Begitu juga sekarang. “Kalau pembicara yang lain para tokoh dan kiai. Saya ini ibaratnya kaum Sudra, kasta paling bawah,” kata Mas’ud Adnan.

Karena itu ia berterima kasih kepada Ikapete telah mengundang sebagai pembicara sehingga bisa duduk bersama para alumni yang sudah menjadi tokoh masyarakat.

“Tapi mungkin saya diundang bukan karena ketokohan, tapi karena rumah saya dekat dari sini. Rumah saya Patemon Tanah Merah, sekitar 13 KM dari sini,” kata Mas’ud Adnan yang dikenal sebagai penulis di media dan sejumlah buku NU dan Gus Dur.

M. Mas'ud Adnan. Foto: Ikapete

Mas’ud Adnan mengaku anak yatim sejak kecil. “Abah saya wafat saat saya kelas II SD. Jadi saat saya mondok di Gus, saya anak yatim,” ungkap Mas’ud Adnan kepada Gus Fahmi.

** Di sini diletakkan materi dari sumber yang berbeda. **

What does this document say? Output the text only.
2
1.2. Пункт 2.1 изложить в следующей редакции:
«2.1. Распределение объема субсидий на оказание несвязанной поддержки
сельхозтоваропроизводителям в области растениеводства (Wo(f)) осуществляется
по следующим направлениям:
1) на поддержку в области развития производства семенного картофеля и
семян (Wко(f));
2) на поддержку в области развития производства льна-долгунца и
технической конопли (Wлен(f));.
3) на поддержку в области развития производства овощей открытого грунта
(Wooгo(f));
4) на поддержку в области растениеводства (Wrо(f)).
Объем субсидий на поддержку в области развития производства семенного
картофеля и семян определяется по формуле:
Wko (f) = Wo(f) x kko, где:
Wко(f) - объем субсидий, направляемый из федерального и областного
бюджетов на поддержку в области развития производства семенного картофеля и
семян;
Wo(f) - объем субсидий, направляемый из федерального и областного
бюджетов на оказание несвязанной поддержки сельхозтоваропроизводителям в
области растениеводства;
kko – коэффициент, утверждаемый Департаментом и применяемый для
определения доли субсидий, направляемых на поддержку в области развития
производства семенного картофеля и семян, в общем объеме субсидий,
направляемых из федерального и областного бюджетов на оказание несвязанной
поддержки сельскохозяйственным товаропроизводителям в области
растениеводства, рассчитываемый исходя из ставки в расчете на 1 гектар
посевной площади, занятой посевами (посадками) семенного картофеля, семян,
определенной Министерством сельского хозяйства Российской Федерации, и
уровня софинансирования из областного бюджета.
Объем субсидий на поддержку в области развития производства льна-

Ia masih ingat kiriman uang dari orang tuanya tiap bulan sangat kecil.

“Kalau teman-teman tiap bulan dapat kiriman uang dari orang tuanya sekitar Rp 25 ribu, kiriman saya hanya Rp 8 ribu. Sehingga saya sulit sekali mengatur. Kadang begitu uang diambil dari wesel langsung habis. Sehingga untuk makan kadang kasbon atau hutang. Karena itu kalau ada teman santri ngajak makan, saya senang sekali,” tuturnya.

Namun justru karena secara ekonomi pas-pasan itu ia sejak di bangku Madrasah Aliyah sudah berpikir tentang peluang kerja. Ia selalu berpikir bagaimana nasibnya nanti kalau sudah lulus dari pesantren.

“Kalau teman-teman santri yang lain kan enak. Pulang dari bisa langsung mengajar di pesantren milik abahnya, atau bekerja di perusahaan milik orang tuanya. Saya kan anak yatim,” kata Mas’ud Adnan dalam simposium yang dimoderatori Kiai Dzikrullah itu.

Ia mengaku ingin sekali punya profesi yang sekaligus bisa untuk dakwah. "Saya pernah punya cita-cita jadi mubaligh atau penceramah. Tapi saya berpikir, kalau jadi penceramah paling pendengarnya hanya 500 orang atau 1.000 orang. Lagi pula, kalau jadi penceramah menunggu orang mengundang. Iya kalau ada yang mengundang, kalau tak ada," kata Mas'ud Adnan lagi. 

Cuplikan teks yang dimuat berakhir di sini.